No magic in the Dow debunking Fibonaccis code
Secret codes hold no magic for investors, Professor Batchelor says
Thursday, 14 September, 2006
Every day, in financial markets all over the world, investors try to forecast stock markets. To identify target levels where prices might peak or trough, many traders use rules based on the sequence of Fibonacci numbers, recently brought into public consciousness by the bestseller The Da Vinci Code.
Does the stock market really follow patterns governed by numerology? In Magic Numbers in the Dow, Roy Batchelor, Professor of Banking and Finance at Cass, and researcher Richard Ramyar rigorously analyse daily movements in the Dow Jones Industrial Average stock index from 1914 to 2002. They conclude that, contrary to the beliefs of many technical analysts, there is no evidence that markets reverse at levels indicated by Fibonacci ratios such as 0.618 and 1.618.
Professor Batchelor comments: Nowadays we think that most short term movements in prices in financial markets are random.
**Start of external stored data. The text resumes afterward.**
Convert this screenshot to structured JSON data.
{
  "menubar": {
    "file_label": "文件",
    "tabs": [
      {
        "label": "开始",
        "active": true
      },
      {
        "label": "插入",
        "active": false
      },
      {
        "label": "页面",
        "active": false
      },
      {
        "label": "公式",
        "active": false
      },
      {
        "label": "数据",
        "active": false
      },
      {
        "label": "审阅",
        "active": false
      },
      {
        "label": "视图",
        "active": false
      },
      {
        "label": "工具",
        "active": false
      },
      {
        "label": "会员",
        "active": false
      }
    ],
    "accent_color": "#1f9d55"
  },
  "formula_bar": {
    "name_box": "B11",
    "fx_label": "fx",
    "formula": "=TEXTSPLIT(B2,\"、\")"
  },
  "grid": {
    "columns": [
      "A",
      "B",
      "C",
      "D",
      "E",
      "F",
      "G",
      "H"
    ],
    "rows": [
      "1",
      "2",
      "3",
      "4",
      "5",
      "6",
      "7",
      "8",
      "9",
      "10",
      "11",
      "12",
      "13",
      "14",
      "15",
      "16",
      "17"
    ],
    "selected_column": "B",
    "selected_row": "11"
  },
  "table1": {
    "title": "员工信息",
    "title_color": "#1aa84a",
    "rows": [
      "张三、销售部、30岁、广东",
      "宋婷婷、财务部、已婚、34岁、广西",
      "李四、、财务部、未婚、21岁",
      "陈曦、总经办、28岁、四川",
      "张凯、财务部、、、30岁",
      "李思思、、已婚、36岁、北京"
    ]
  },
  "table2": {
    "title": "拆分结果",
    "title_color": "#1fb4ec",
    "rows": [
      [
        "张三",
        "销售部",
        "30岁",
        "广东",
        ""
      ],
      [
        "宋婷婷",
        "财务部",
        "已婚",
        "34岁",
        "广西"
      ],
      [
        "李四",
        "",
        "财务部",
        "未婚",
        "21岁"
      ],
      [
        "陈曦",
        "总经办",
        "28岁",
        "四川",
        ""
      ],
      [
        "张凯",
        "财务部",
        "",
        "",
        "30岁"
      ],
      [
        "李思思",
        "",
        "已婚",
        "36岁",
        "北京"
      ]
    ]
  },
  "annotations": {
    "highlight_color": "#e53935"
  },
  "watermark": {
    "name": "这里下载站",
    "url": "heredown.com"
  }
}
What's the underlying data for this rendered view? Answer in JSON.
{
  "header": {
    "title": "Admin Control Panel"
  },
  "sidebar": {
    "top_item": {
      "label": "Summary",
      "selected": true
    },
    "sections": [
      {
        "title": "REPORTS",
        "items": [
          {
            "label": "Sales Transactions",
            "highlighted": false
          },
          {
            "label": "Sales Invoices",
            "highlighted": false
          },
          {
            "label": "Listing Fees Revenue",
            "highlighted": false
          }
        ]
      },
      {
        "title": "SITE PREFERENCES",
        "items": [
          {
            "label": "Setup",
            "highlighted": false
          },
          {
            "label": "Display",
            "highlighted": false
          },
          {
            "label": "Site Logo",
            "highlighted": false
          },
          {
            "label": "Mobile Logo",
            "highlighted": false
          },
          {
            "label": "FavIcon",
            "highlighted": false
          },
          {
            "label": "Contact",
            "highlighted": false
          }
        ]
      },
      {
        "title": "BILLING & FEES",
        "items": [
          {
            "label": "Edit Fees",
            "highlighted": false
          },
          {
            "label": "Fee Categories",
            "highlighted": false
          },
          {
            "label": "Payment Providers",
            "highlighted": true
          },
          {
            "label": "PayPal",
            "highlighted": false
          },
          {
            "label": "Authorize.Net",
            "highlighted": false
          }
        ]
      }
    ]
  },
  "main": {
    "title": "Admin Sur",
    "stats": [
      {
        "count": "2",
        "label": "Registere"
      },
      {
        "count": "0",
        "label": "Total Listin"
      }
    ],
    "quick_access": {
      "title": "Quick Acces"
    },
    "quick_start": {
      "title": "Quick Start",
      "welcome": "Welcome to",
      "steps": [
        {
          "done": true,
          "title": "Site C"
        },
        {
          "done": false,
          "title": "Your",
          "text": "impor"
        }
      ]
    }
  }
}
However, it is a natural human characteristic to look for patterns even in random data, and traders are under added pressure to rationalise their actions and display expertise. Theories of stock market waves are manifestations of this illusion of control, the instinct that makes us throw the dice harder when we want a high number. Certainly our studies suggest that the Fibonacci rule is just an illusion.
The Fibonacci sequence of numbers appears in the work of the celebrated thirteenth century mathematician Leonardo Fibonacci da Pisa. His Liber Abacci (1202), or Book of Calculation, was the first Western business mathematics text, and helped popularise algebra and the decimal system in Europe.